Yes, been there, said that—and let’s be honest: we’ve ALL uttered this phrase before. But how accurate is it really?
We all say we have “no time” to do what we want. But in reality many of us whom say this statement “overspend” time on various activities that are not for our highest good, which serve as distractors because we have anxiety over being able to have exactly what we want (usually due to our own false and limiting beliefs, but that’s a blog for another day!). It’s easy to get off track given all the distractors we have thrown at us from all directions each day.
So why do we divert our attention from our inner selves and focus so much on the external (consumption) instead (shopping, dining out, cars, luxury goods, drugs, alcohol…) and avoiding potentially fulfilling and beneficial activities because we are afraid, bored, or just in the habit of doing so.
What are your distractor factors?
- Do you perhaps watch TV instead of finishing a work project?
- Do you go shopping when you feel down and put everything on a credit card (when you only have $5 left in your bank account)?
- Do you spend what may amount to hours engaging in social media—each day?
Don’t get me wrong, we need activities for rejuvenating and nourishing ourselves, or just for fun but sometimes we go overboard and these same activities actually harm us by taking us away from valuable/advantageous activities. The point is not to judge, but just to become aware of time which we may be able to put to more productive use (or even to be used for self-care—such an important thing!)
A simple way to become conscious of what might be your “distractor factors” is to reflect on the past few days with these 6 Questions:
- When did you procrastinate to avoid something?
- How did you procrastinate (what did you do instead)?
- Why do you think you avoided it? (this is huge!)
- How much valuable time do you think you could have saved if you had engaged in the activity sooner?
- How did you feel when you avoided the activity?
- How did you feel when you finally did the activity?

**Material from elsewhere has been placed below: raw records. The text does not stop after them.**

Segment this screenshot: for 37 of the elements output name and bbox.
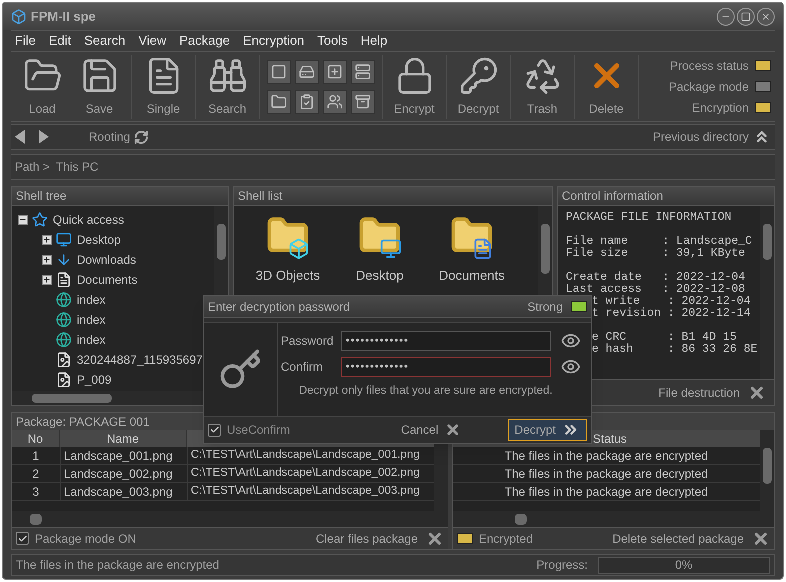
info-line: e hash : 86 33 26 8E (592, 344, 758, 356)
table-cell: The files in the package are decrypted (453, 465, 760, 483)
table-cell: The files in the package are encrypted (453, 447, 760, 465)
info-line: Last access : 2022-12-08 (566, 284, 746, 296)
table-cell-text: 1 (32, 448, 40, 464)
field-label: Password (281, 333, 335, 350)
indicator-label: Encryption (692, 100, 749, 116)
table-cell: The files in the package are decrypted (453, 483, 760, 501)
dialog-title: Enter decryption password (208, 298, 350, 316)
indicator-label: Process status (670, 58, 749, 74)
table-cell: Landscape_003.png (60, 482, 187, 500)
info-line: File size : 39,1 KByte (566, 248, 746, 260)
window-title: FPM-II spe (31, 8, 96, 26)
table-cell: Landscape_002.png (60, 464, 187, 482)
info-line: File name : Landscape_C (566, 236, 752, 248)
info-line: t write : 2022-12-04 (592, 296, 751, 308)
panel-header: Control information (558, 187, 774, 206)
field-label: Confirm (281, 359, 324, 376)
table-cell-text: 3 (32, 484, 40, 500)
table-cell: Landscape_001.png (60, 446, 187, 464)
checkbox-label: Package mode ON (35, 530, 136, 548)
strength-label: Strong (528, 298, 563, 316)
indicator-label: Encrypted (479, 530, 534, 548)
status-message: The files in the package are encrypted (16, 557, 220, 574)
panel-header: Shell tree (12, 187, 228, 206)
info-line: e CRC : B1 4D 15 (592, 332, 737, 344)
dialog-hint: Decrypt only files that you are sure are encrypted. (298, 384, 554, 399)
path-location: This PC (56, 159, 99, 176)
path-label: Path > (15, 159, 50, 176)
progress-value: 0% (675, 557, 693, 574)
info-line: Create date : 2022-12-04 (566, 272, 746, 284)
info-line: PACKAGE FILE INFORMATION (566, 212, 732, 224)
progress-label: Progress: (536, 557, 588, 574)
panel-header: Shell list (234, 187, 552, 206)
table-cell-text: 2 (32, 466, 40, 482)
info-line: t revision : 2022-12-14 (592, 308, 751, 320)
indicator-label: Package mode (668, 78, 749, 96)
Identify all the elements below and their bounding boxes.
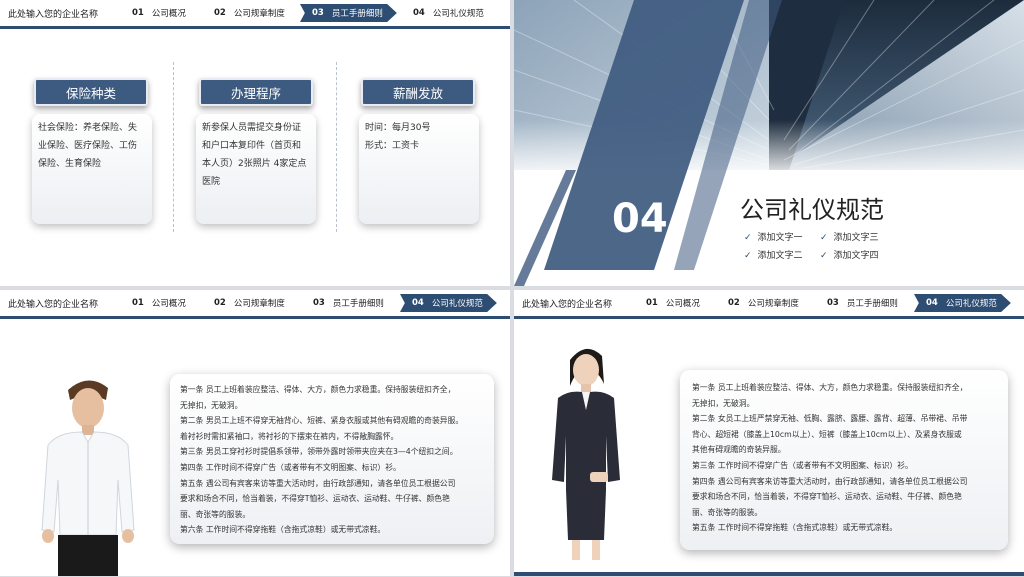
column-title-procedure: 办理程序	[199, 78, 313, 106]
nav-item-etiquette[interactable]: 04 公司礼仪规范	[400, 294, 497, 312]
building-photo	[514, 0, 1024, 286]
nav-item-rules[interactable]: 02 公司规章制度	[206, 294, 285, 312]
header-divider	[514, 316, 1024, 319]
company-name: 此处输入您的企业名称	[522, 300, 613, 310]
footer-bar	[514, 572, 1024, 576]
slide-header: 此处输入您的企业名称 01 公司概况 02 公司规章制度 03 员工手册细则 04 公司…	[0, 0, 510, 29]
column-divider	[336, 62, 337, 232]
column-title-salary: 薪酬发放	[361, 78, 475, 106]
check-icon: ✓	[744, 251, 752, 261]
check-icon: ✓	[820, 251, 828, 261]
slide-header: 此处输入您的企业名称 01 公司概况 02 公司规章制度 03 员工手册细则 04 公司…	[0, 290, 510, 319]
column-title-insurance: 保险种类	[34, 78, 148, 106]
list-item[interactable]: ✓ 添加文字三	[820, 230, 879, 243]
header-divider	[0, 26, 510, 29]
nav-item-overview[interactable]: 01 公司概况	[638, 294, 700, 312]
header-divider	[0, 316, 510, 319]
female-model-image	[552, 348, 620, 560]
nav-item-rules[interactable]: 02 公司规章制度	[720, 294, 799, 312]
male-model-image	[41, 380, 135, 576]
slide-male-dress-code[interactable]: 此处输入您的企业名称 01 公司概况 02 公司规章制度 03 员工手册细则 04 公司…	[0, 290, 510, 576]
slide-section-04[interactable]: 04 公司礼仪规范 ✓ 添加文字一 ✓ 添加文字三 ✓ 添加文字二 ✓ 添加文字四	[514, 0, 1024, 286]
list-item[interactable]: ✓ 添加文字二	[744, 248, 803, 261]
list-item[interactable]: ✓ 添加文字一	[744, 230, 803, 243]
list-item[interactable]: ✓ 添加文字四	[820, 248, 879, 261]
column-divider	[173, 62, 174, 232]
section-number: 04	[612, 196, 668, 242]
check-icon: ✓	[820, 233, 828, 243]
company-name: 此处输入您的企业名称	[8, 10, 99, 20]
slide-insurance[interactable]: 此处输入您的企业名称 01 公司概况 02 公司规章制度 03 员工手册细则 04 公司…	[0, 0, 510, 286]
dress-code-panel: 第一条 员工上班着装应整洁、得体、大方，颜色力求稳重。保持服装纽扣齐全， 无掉扣…	[170, 374, 494, 544]
column-box-insurance: 社会保险：养老保险、失 业保险、医疗保险、工伤 保险、生育保险	[32, 114, 152, 224]
nav-item-handbook[interactable]: 03 员工手册细则	[305, 294, 384, 312]
check-icon: ✓	[744, 233, 752, 243]
slide-header: 此处输入您的企业名称 01 公司概况 02 公司规章制度 03 员工手册细则 04 公司…	[514, 290, 1024, 319]
nav-item-rules[interactable]: 02 公司规章制度	[206, 4, 285, 22]
section-title: 公司礼仪规范	[740, 196, 884, 224]
nav-item-handbook[interactable]: 03 员工手册细则	[819, 294, 898, 312]
slide-female-dress-code[interactable]: 此处输入您的企业名称 01 公司概况 02 公司规章制度 03 员工手册细则 04 公司…	[514, 290, 1024, 576]
company-name: 此处输入您的企业名称	[8, 300, 99, 310]
nav-item-etiquette[interactable]: 04 公司礼仪规范	[914, 294, 1011, 312]
nav-item-overview[interactable]: 01 公司概况	[124, 294, 186, 312]
nav-item-handbook[interactable]: 03 员工手册细则	[300, 4, 397, 22]
dress-code-panel: 第一条 员工上班着装应整洁、得体、大方，颜色力求稳重。保持服装纽扣齐全， 无掉扣…	[680, 370, 1008, 550]
nav-item-etiquette[interactable]: 04 公司礼仪规范	[405, 4, 484, 22]
nav-item-overview[interactable]: 01 公司概况	[124, 4, 186, 22]
column-box-salary: 时间：每月30号 形式：工资卡	[359, 114, 479, 224]
column-box-procedure: 新参保人员需提交身份证 和户口本复印件（首页和 本人页）2张照片 4家定点 医院	[196, 114, 316, 224]
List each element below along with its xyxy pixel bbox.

The more conscious you are of your distractors, the more you are able to be empowered and limit the time you spend on them. And trust me—the better you’ll feel. It may not be feasible to completely take them out right away, in fact I wouldn’t recommend that because it’s a relapse waiting to happen, but you can begin to decrease the amount of time spent on said distractor.
As awareness grows, you may find your distractors (and time spent distracting) decrease. As this happens, you will notice you have more time to spend on necessary things (like paying the bills, cooking dinner…), self-care (walk in the park, hot bath, listening to relaxing music), and joyful activities (spending time with loved ones, engaging in favorite hobbies).
For me personally, I dislike and avoid public speaking at all costs. And when I am forced to do it, I fret about it daily (and hourly!) until it is over. But the feeling I get when it’s over (even if I didn’t do the greatest job on the presentation) is indeed exhilarating! It is a success in itself that I survived (haha), and that should be celebrated!
Oftentimes, once we do finish the activity, we feel SO much better. We are on cloud nine! So why delay that wonderful feeling? Increase your consciousness of your personal distractor factors so you can begin living more productively, purposefully, and presently.
Also, remember to take a second and celebrate yourself for getting an important task done. Mentally congratulate yourself (or even give yourself a prize for completion: a piece of dark chocolate, a 15 minute break to take a stroll outside, etc). I mean hey, this is your life and nothing wrong with having a lil’ personal reward system in place.